Motivi per un’antologia*

È opportuno dire subito che la proposta di un’antologia poetica, in Italia, dell’opera di Jean-Jacques Viton presenta un aspetto paradossale. Generalmente, una pubblicazione antologica di un poeta straniero, con alle spalle un ampio e assodato itinerario, interviene dopo che già si è avuto modo di leggere in traduzione una o più opere significative di quello stesso autore, o dopo che se ne conosca sufficientemente il lavoro attraverso traduzioni apparse in rivista. Viton, classe 1933, attivo come poeta dal 1963, indefesso promotore di riviste militanti, ed autore ad oggi di quindici libri di poesia, avrebbe senz’altro tutti i titoli per essere un nome ormai familiare presso quei lettori italiani che s’interessano di poesia contemporanea. Purtroppo le cose non stanno propriamente così. Non che Viton sia davvero ignoto in Italia, privo di legami con poeti del nostro paese, e mai apparso neppure in rivista. Egli ha persino partecipato più volte a dei festival internazionali di poesia a Milano e a Roma(1), e suoi testi sono stati in diverse occasioni tradotti in italiano. Inoltre, una lunga amicizia lo lega con Nanni Balestrini, personalità non certo appartata del nostro ambiente letterario, e attento osservatore di esperienze poetiche che travalicano i confini nazionali. Questi precedenti, però, non gli assicurano quell’autentica ricezione, in virtù della quale l’esperienza di un poeta straniero, una volta sedimentata attraverso letture e traduzioni, dovrebbe costituire un punto di riferimento e confronto per la nostra produzione poetica.(2) Ciò non accade neppure nel caso di tradizioni contigue, come quella italiana e francese, che lungo una buona parte del secolo scorso, a partire dalle incursioni dei futuristi a Parigi, non hanno cessato di dialogare e di interrogarsi a vicenda.

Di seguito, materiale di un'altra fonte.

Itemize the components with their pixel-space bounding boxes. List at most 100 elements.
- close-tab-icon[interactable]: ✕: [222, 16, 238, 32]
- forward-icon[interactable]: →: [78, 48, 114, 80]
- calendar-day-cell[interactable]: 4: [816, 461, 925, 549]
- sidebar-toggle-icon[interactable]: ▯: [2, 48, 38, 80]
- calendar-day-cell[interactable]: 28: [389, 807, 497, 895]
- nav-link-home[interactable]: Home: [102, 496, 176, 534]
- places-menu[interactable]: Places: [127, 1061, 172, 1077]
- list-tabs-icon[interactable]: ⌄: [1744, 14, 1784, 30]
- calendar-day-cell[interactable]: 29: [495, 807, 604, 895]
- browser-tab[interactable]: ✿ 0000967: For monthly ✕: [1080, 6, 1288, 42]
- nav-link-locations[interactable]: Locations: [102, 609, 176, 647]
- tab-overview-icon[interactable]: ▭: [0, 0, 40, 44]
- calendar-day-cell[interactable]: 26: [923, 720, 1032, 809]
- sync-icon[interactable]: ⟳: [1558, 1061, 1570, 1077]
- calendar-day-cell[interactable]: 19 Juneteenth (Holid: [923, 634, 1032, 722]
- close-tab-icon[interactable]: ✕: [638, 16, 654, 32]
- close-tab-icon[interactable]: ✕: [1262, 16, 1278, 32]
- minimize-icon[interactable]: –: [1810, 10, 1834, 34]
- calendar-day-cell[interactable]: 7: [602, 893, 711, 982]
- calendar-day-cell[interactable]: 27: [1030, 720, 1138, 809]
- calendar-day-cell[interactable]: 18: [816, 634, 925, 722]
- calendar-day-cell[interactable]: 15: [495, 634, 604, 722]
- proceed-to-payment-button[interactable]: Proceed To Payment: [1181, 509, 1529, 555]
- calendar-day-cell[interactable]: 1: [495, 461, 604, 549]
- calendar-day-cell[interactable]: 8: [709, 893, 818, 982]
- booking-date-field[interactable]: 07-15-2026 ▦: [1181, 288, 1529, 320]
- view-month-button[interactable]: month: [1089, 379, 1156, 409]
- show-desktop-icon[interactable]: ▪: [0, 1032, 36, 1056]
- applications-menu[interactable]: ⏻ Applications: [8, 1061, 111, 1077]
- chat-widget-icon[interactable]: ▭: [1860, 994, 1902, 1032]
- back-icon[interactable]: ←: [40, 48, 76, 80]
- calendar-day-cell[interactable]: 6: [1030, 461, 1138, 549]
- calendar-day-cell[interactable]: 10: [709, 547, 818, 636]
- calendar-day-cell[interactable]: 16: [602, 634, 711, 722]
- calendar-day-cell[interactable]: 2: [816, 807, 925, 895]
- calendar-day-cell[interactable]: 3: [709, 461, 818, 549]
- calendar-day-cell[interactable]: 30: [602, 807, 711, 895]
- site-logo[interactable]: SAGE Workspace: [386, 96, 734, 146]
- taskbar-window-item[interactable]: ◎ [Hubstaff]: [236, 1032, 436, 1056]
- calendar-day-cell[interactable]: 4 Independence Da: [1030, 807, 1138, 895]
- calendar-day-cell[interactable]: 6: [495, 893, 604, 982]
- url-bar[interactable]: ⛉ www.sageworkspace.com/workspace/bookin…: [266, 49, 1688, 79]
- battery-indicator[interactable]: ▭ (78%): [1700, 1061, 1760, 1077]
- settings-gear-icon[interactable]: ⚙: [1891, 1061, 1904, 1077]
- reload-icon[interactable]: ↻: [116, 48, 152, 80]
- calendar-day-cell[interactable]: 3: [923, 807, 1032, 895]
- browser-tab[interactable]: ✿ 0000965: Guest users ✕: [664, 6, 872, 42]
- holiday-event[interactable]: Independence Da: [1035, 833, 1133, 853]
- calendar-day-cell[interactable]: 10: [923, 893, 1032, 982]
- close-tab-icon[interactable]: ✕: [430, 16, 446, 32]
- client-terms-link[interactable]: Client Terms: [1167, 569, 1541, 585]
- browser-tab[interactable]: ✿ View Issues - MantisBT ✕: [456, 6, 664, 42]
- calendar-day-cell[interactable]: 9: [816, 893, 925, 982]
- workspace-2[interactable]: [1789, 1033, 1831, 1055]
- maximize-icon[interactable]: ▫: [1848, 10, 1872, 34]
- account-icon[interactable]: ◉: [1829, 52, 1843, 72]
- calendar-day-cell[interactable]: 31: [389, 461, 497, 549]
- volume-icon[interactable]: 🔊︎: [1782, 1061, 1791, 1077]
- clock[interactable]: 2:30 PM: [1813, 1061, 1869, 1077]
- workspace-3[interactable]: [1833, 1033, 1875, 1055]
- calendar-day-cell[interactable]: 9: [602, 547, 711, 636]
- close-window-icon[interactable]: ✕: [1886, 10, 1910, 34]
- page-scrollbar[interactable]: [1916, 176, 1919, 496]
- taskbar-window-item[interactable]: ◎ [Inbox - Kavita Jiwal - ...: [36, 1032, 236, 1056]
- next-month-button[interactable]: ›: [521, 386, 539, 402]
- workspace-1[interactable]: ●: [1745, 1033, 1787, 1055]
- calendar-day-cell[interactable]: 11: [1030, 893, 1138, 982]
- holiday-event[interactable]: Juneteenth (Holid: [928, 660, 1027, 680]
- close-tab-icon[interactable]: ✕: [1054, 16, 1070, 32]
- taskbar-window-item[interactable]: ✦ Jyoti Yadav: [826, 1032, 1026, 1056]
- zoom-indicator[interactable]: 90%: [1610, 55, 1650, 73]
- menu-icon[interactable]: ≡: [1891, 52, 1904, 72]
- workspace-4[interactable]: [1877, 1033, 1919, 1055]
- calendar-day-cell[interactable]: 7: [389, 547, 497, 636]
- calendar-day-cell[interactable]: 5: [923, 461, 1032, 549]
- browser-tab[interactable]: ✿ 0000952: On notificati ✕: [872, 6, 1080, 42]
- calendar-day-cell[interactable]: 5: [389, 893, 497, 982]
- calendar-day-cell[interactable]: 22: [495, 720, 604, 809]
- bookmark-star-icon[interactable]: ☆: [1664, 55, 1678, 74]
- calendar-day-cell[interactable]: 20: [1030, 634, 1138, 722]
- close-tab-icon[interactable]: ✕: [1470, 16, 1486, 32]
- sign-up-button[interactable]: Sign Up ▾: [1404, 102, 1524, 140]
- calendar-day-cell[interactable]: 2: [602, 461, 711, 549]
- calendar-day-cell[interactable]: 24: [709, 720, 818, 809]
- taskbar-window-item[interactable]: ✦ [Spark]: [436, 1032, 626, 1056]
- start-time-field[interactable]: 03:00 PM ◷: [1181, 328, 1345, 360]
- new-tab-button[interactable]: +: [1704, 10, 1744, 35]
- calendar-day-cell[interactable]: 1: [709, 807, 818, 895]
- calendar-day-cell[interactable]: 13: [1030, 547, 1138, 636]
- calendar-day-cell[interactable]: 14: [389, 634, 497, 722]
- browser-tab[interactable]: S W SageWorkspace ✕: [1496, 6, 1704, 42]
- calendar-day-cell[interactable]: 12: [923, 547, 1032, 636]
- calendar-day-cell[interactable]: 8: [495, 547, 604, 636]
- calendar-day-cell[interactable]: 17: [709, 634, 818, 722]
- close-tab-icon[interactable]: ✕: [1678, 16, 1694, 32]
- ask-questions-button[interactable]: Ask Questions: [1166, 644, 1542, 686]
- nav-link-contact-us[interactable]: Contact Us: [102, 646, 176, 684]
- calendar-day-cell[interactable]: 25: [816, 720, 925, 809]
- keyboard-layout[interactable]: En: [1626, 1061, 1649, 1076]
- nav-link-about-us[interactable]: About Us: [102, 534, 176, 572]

Se oggi il dialogo non è interrotto, è certo più sporadico, casuale, e generalmente – per una diffusa pigrizia intellettuale – ricalca terreni battuti da entrambi i versanti. È abbastanza sconsolante che, tra i poeti francesi viventi, quello più tradotto e conosciuto in Italia sia da una ventina d’anni ancora Yves Bonnefoy, nato nel 1923. Se si eccettua poi il francofono Philippe Jaccottet, di origine svizzera, pochi rimangono i poeti francesi contemporanei di cui è possibile leggere qualcosa in Italia. Persino presso gli addetti ai lavori, si è attenuata quell’esigenza di confronto che è costitutiva della ricerca e della possibilità di rileggere criticamente il proprio panorama letterario, passando per una lingua e una tradizione altra, straniera(3). Nel 1968, era ancora possibile la pubblicazione, presso un editore come Einaudi, di un’antologia militante di poesia francese: Poeti di «Tel Quel», a cura di Alfredo Giuliani e Jacqueline Risset. Il neoavanguardista Giuliani, alla luce delle proprie curiosità e dei propri presupposti di poetica, individuava oltralpe interlocutori quali Marcelin Pleynet, Jean Pierre Faye e Denis Roche, che meglio si prestavano, rispetto a molti poeti connazionali, ad una discussione e ad un influsso reciproco.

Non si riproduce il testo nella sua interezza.